The industry is right about one thing: It's really tough to come up with a clear value for options. FASB's recommended formula, called the binomial lattice method, may well overvalue some options. It could even potentially allow execs to manipulate earnings by changing assumptions about stock movements and the timing of options exercises. "The biggest question is how to value stock options," says eBay Inc. (NasdaqNM:EBAY - News) CEO Margaret C. Whitman, whose shareholders on June 24 voted down a proposal to expense options.
But there are promising approaches. Sean Scrol, leader of the options practice at actuary services firm Chicago Consulting Actuaries, says it's no tougher for tech companies to make credible estimates of options exercises or stock volatility than it is for insurance firms to gauge life expectancies. Options assumptions may need to be adjusted over time as firms gain experience, he adds, but that's right up tech's alley: Startups always go for it, change direction as they learn, and ultimately the best solution prevails. Says Scrol: "Once people get over the hurdle of whether options will be expensed, they're going to look at other kinds of stock options."
Option Alternatives
Indeed, instead of following through on distasteful threats to eliminate options for rank and file, companies should look at expensing as an opportunity. Today's rules perversely encourage companies to avoid tying grants to how good a job an employee is doing because performance-based options already must be expensed. If all options will have to be expensed anyway, companies might as well seize the chance to tie them to specific performance goals. That way, options could be transformed from a lottery ticket into a steadier, more targeted motivator.
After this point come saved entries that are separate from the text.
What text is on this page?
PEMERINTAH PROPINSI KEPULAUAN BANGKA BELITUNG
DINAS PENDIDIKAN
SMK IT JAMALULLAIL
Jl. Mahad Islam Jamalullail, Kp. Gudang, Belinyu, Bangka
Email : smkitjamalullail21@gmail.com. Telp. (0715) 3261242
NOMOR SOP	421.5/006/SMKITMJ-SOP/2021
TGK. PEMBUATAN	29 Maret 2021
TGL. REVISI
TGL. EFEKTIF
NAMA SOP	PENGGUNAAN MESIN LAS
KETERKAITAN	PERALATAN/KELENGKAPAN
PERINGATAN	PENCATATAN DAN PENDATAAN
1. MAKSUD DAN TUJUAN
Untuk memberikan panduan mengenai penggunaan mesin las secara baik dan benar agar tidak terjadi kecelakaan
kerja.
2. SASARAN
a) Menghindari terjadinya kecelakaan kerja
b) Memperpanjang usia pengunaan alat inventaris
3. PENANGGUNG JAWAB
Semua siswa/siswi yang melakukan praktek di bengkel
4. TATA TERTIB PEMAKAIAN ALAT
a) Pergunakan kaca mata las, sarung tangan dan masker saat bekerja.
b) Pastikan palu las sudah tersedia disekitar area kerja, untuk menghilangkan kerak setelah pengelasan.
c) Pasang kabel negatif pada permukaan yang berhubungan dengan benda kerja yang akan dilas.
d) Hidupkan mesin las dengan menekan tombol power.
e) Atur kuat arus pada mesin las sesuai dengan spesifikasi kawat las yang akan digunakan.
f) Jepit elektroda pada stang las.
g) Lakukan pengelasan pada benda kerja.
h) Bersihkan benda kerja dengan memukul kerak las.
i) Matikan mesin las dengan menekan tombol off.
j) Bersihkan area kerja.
At the least, employers should consider other forms of equity compensation. Microsoft, Amazon.com Inc. (NasdaqNM:AMZN - News), and others have moved to restricted shares, which vest over several years. They also must be expensed, but, unlike options, they always have some value. In contrast, when the company's stock price falls below an option's strike price, the options are worthless, and their motivational power vanishes. Because employees sensibly value restricted shares more highly, companies can give out far fewer -- in Amazon's case, less than one-third as many as options. So although restricted stock is likely a similar motivator, the earnings impact is far less.
Let's face it: The war is over. It's time for the tech industry to quit wasting time, money, and energy, and get back to what it does best: Inventing the next big things that will produce real wealth for us all.